Download Liturgical Semiotics from Below Book in PDF, ePub and Kindle

How do we find meaning in worship? How might we worship more meaningfully? These questions invite us into a field of study called liturgical semiotics. This book takes a deep dive into this arena, using the metaphor of breathing as a vehicle for the journey. It is about getting back to what is at the core of the Christian identity, namely worship, and exploring how to find and make meaning in it. In doing so, we will find out not only more about our worship, but about ourselves. Liturgical semiotics is not only about the liturgical event, but about the semiotician as well. Along the way, using BREATHE, GASP, and RASP as guides, we will read the signs of our worship, connect the dots of the stories it tells, and uncover new meanings. We will also find ways to make our worship more evocative and more resonant with the current culture. Take a deep breath, and dive in.


Cultic and Further Orders: Semiotics of a Kabbalistic Culture

Cultic and Further Orders: Semiotics of a Kabbalistic Culture
Author: Maurizio Mottolese
Publisher: BRILL
Total Pages: 239
Release: 2022-01-31
Genre: Religion
ISBN: 9004499008

Download Cultic and Further Orders: Semiotics of a Kabbalistic Culture Book in PDF, ePub and Kindle

Through an unusual investigation of kabbalistic commentaries on prayer and ritual from the viewpoint of cultural semiotics, this book attempts to illuminate the features of a lasting Jewish tradition, showing in particular the relevance of ordering structures in Sephardi Kabbalah.

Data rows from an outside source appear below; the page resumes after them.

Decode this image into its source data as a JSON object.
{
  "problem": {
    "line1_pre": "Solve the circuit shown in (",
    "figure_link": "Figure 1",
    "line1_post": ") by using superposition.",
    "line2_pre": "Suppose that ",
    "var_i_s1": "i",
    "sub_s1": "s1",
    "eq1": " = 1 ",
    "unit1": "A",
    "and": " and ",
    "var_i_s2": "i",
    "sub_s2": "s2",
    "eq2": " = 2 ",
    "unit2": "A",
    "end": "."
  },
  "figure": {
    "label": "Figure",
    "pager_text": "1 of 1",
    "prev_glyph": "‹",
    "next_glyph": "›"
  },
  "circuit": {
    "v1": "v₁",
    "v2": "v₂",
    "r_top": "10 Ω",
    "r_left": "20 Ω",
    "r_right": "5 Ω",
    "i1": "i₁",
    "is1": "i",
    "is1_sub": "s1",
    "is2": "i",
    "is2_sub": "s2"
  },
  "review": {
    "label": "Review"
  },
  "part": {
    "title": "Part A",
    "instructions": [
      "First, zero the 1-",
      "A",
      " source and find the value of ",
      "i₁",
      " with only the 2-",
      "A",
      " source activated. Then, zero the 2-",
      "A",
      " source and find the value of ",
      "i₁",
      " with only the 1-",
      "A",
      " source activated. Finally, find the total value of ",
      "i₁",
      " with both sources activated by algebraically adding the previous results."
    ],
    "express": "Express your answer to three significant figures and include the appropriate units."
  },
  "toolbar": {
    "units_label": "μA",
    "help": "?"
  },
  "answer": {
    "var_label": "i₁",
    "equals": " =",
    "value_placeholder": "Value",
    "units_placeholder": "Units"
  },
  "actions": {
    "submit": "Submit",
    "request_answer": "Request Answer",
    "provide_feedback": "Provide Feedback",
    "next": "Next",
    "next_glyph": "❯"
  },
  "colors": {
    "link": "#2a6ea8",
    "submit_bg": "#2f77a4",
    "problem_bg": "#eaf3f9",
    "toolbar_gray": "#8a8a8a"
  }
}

A Semiotic Approach to the Theology of Inculturation

A Semiotic Approach to the Theology of Inculturation
Author: Cyril Orji
Publisher: Wipf and Stock Publishers
Total Pages: 260
Release: 2015-03-27
Genre: Religion
ISBN: 1498200753

Download A Semiotic Approach to the Theology of Inculturation Book in PDF, ePub and Kindle

This book argues that though it is a difficult and delicate task, inculturation is still a requisite demand of a World Church and that without it the church is unrecognizable and unsustainable. The book also suggests that the past failures of inculturation experiments in Africa can be overcome only by critically applying the science of semiotics, which can serve as an antidote to the nature of human knowing and reductionism that characterized earlier attempts to make Christianity African to the African. Drawing from the semiotic works of C. S. Peirce, Clifford Geertz, and Bernard Lonergan, the book shows why semiotics is best suited to an African theology of inculturation and offers ten pinpointed precepts, identified as "Habits," which underline the attentiveness, reasonableness, and responsibility required in a semiotic approach to a theology of inculturation. The "Habits" are also akin to the imperatives inherent in the notion of catholicity--that catholicity is not identified with uniformity but with reconciled diversity, and also that catholicity demands different forms in different places, times, and cultural settings.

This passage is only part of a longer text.